広場には滑り台や砂場、水飲み場などが置かれ、隅には四阿も設けられている。遊具類はそれほど充実しているわけではなく、必要最小限といったところだが、近隣に暮らす子どもたちの日常的な遊び場としては充分なものだろう。

宇津貫公園 公園の中央部、公園の大部分を占めて雑木林の丘が残されている。ある意味ではこの雑木林の丘こそが宇津貫公園の本質と言っていい。雑木林にはその名の通り、さまざまな木々が茂り、ニュータウンとして開発される以前の宇津貫の姿を濃厚に残している。林の中の小径を辿れば木漏れ日も美しく、雑木林散歩の醍醐味を存分に楽しむことができる。

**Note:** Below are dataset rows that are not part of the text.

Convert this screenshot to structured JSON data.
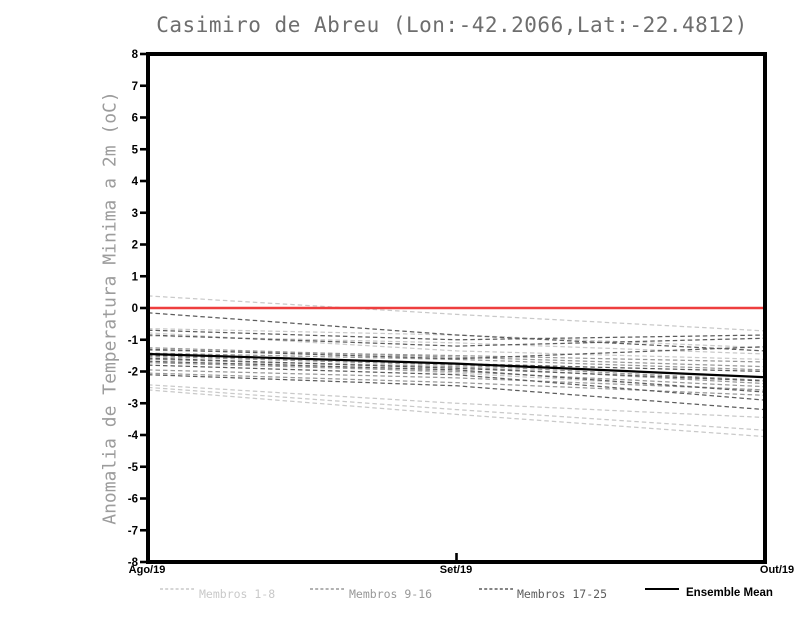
{
  "chart_data": {
    "type": "line",
    "title": "Casimiro de Abreu (Lon:-42.2066,Lat:-22.4812)",
    "ylabel": "Anomalia de Temperatura Minima a 2m (oC)",
    "xlabel": "",
    "categories": [
      "Ago/19",
      "Set/19",
      "Out/19"
    ],
    "ylim": [
      -8,
      8
    ],
    "yticks": [
      8,
      7,
      6,
      5,
      4,
      3,
      2,
      1,
      0,
      -1,
      -2,
      -3,
      -4,
      -5,
      -6,
      -7,
      -8
    ],
    "grid": false,
    "legend_position": "bottom",
    "frame_color": "#000000",
    "background": "#ffffff",
    "zero_line": {
      "value": 0,
      "color": "#ee3e3e"
    },
    "groups": [
      {
        "name": "Membros 1-8",
        "color": "#c9c9c9",
        "style": "dashed",
        "members": [
          [
            0.38,
            -0.2,
            -0.72
          ],
          [
            -0.65,
            -0.85,
            -1.25
          ],
          [
            -0.78,
            -1.35,
            -1.62
          ],
          [
            -0.88,
            -1.1,
            -1.45
          ],
          [
            -1.55,
            -2.05,
            -2.6
          ],
          [
            -2.42,
            -3.0,
            -3.45
          ],
          [
            -2.5,
            -3.2,
            -3.85
          ],
          [
            -2.58,
            -3.35,
            -4.05
          ]
        ]
      },
      {
        "name": "Membros 9-16",
        "color": "#989898",
        "style": "dashed",
        "members": [
          [
            -1.25,
            -1.55,
            -1.85
          ],
          [
            -1.33,
            -1.5,
            -1.7
          ],
          [
            -1.42,
            -1.62,
            -1.95
          ],
          [
            -1.52,
            -1.8,
            -2.28
          ],
          [
            -1.62,
            -1.85,
            -2.38
          ],
          [
            -1.72,
            -2.0,
            -2.48
          ],
          [
            -1.95,
            -2.2,
            -2.58
          ],
          [
            -2.05,
            -2.35,
            -2.75
          ]
        ]
      },
      {
        "name": "Membros 17-25",
        "color": "#5c5c5c",
        "style": "dashed",
        "members": [
          [
            -0.15,
            -0.85,
            -1.35
          ],
          [
            -0.7,
            -1.0,
            -0.85
          ],
          [
            -0.85,
            -1.2,
            -0.95
          ],
          [
            -1.3,
            -1.6,
            -1.22
          ],
          [
            -1.48,
            -1.75,
            -2.0
          ],
          [
            -1.58,
            -1.9,
            -2.3
          ],
          [
            -1.68,
            -1.95,
            -2.65
          ],
          [
            -1.8,
            -2.1,
            -2.9
          ],
          [
            -2.1,
            -2.45,
            -3.2
          ]
        ]
      }
    ],
    "ensemble_mean": {
      "name": "Ensemble Mean",
      "color": "#000000",
      "style": "solid",
      "values": [
        -1.45,
        -1.75,
        -2.18
      ]
    }
  }
}
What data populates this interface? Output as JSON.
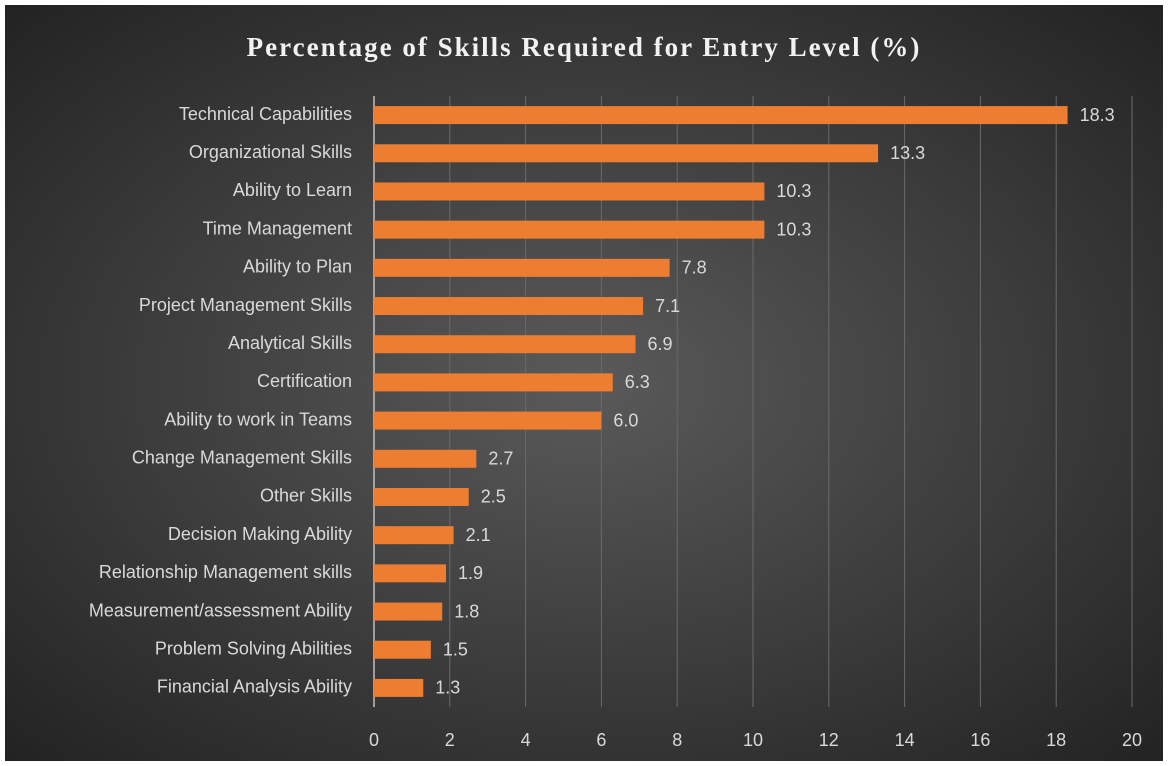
{
  "chart_data": {
    "type": "bar",
    "orientation": "horizontal",
    "title": "Percentage of Skills Required for Entry Level (%)",
    "categories": [
      "Technical Capabilities",
      "Organizational Skills",
      "Ability to Learn",
      "Time Management",
      "Ability to Plan",
      "Project Management Skills",
      "Analytical Skills",
      "Certification",
      "Ability to work in Teams",
      "Change Management Skills",
      "Other Skills",
      "Decision Making Ability",
      "Relationship Management skills",
      "Measurement/assessment Ability",
      "Problem Solving Abilities",
      "Financial Analysis Ability"
    ],
    "values": [
      18.3,
      13.3,
      10.3,
      10.3,
      7.8,
      7.1,
      6.9,
      6.3,
      6.0,
      2.7,
      2.5,
      2.1,
      1.9,
      1.8,
      1.5,
      1.3
    ],
    "value_labels": [
      "18.3",
      "13.3",
      "10.3",
      "10.3",
      "7.8",
      "7.1",
      "6.9",
      "6.3",
      "6.0",
      "2.7",
      "2.5",
      "2.1",
      "1.9",
      "1.8",
      "1.5",
      "1.3"
    ],
    "color": "#ed7d31",
    "xlim": [
      0,
      20
    ],
    "xticks": [
      0,
      2,
      4,
      6,
      8,
      10,
      12,
      14,
      16,
      18,
      20
    ],
    "grid": true
  }
}
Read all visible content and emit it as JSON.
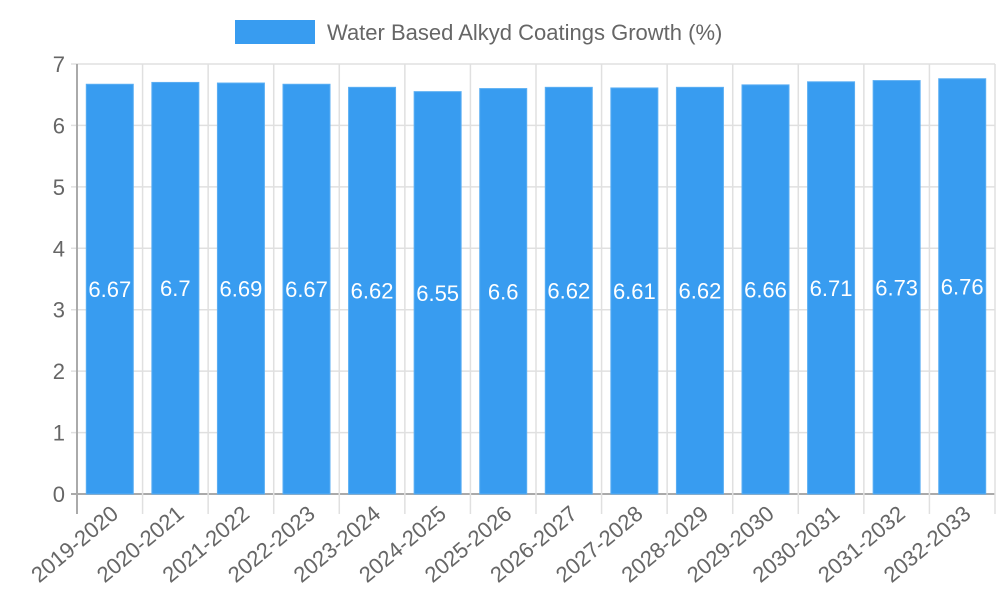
{
  "chart_data": {
    "type": "bar",
    "title": "",
    "xlabel": "",
    "ylabel": "",
    "ylim": [
      0,
      7
    ],
    "yticks": [
      0,
      1,
      2,
      3,
      4,
      5,
      6,
      7
    ],
    "grid": true,
    "legend_placement": "top-center",
    "categories": [
      "2019-2020",
      "2020-2021",
      "2021-2022",
      "2022-2023",
      "2023-2024",
      "2024-2025",
      "2025-2026",
      "2026-2027",
      "2027-2028",
      "2028-2029",
      "2029-2030",
      "2030-2031",
      "2031-2032",
      "2032-2033"
    ],
    "series": [
      {
        "name": "Water Based Alkyd Coatings Growth (%)",
        "color": "#389cf0",
        "values": [
          6.67,
          6.7,
          6.69,
          6.67,
          6.62,
          6.55,
          6.6,
          6.62,
          6.61,
          6.62,
          6.66,
          6.71,
          6.73,
          6.76
        ]
      }
    ]
  }
}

林の一角に「七国六丁目町会」の名で「カブトムシ クワガタムシ 育成床」と書かれた表示板があった。おそらく地域の子どもたちのために、町会が主体となってカブトムシやクワガタムシの育成が行われているのだろう。かつての里山風景がみなみ野シティの住宅街に姿を変え、その街に新しく暮らし始めた人たちにとって、宇津貫公園の自然は貴重なものだろう。それを活用しようという試みなのだろう。

宇津貫公園 丘の東側、北側斜面の一部の木々を取り払い、草はらのスロープとしたような広場がある。スロープを上っていけば北東側への視界が開け、北東側には兵衛川河畔に広がる住宅街と、その向こうの丘が見える。スロープにはコンクリート製の白いベンチがオブジェのように置かれている。まるで眺望を楽しむための観覧席のようだ。丘を渡る風に吹かれながら、のんびりと眺望を楽しむのも素敵なひとときだ。

スロープの頂上部分まで登ると、南西側への眺望も開け、七国六丁目の住宅街と、その向こうには町田市との境の尾根筋の木々が見えている。天候に恵まれれば遠い山並みの向こうに富士山の山頂も見える。
宇津貫公園 公園の北側を通る道路は八王子市幹線1級46号線で、東は国道16号の「東京工科大前」交差点からみなみ野シティの住宅地を抜けて、西は大船町で都道506号に接続している。それほど交通量の多い道路ではなく、公園内でも車の騒音に悩まされることは少ない。

この道路、ちょうど公園脇の部分ではエゴノキの並木だ。エゴノキが街路樹として植えられているのは珍しいのではないか。しかもほとんどがベニバナエゴノキだ。木はまだ小さいが、初夏には美しい花を咲かせてくれる。花好きの人には魅力的なものだろう。
宇津貫公園
雑木林の丘を中心に構成された宇津貫公園は自然溢れる素敵な公園だ。園内のあちこちでエゴノキが花を咲かせ、初夏の青空に映えていた。陽気の良い季節に、お弁当を持ってピクニック感覚で訪れるのがお勧めの公園と言っていい。遊具類はあまり充実していないが、草はらや林そのものが子どもたちにとっては良い遊び場になってくれるに違いない。

公園西側に駐車場が設けられているが、駐車スペースは10台分ほどと少ない。JR横浜線八王子みなみ野駅から歩いても15分ほどだから、駅から遠足感覚で歩いてみるのもいい。駐車場横の入口脇にドリンク類の自動販売機があるが、公園内には売店などはない。公園北側の道路を100mほど東へいったところの交差点にコンビニエンスストアが建っているので利用するといい。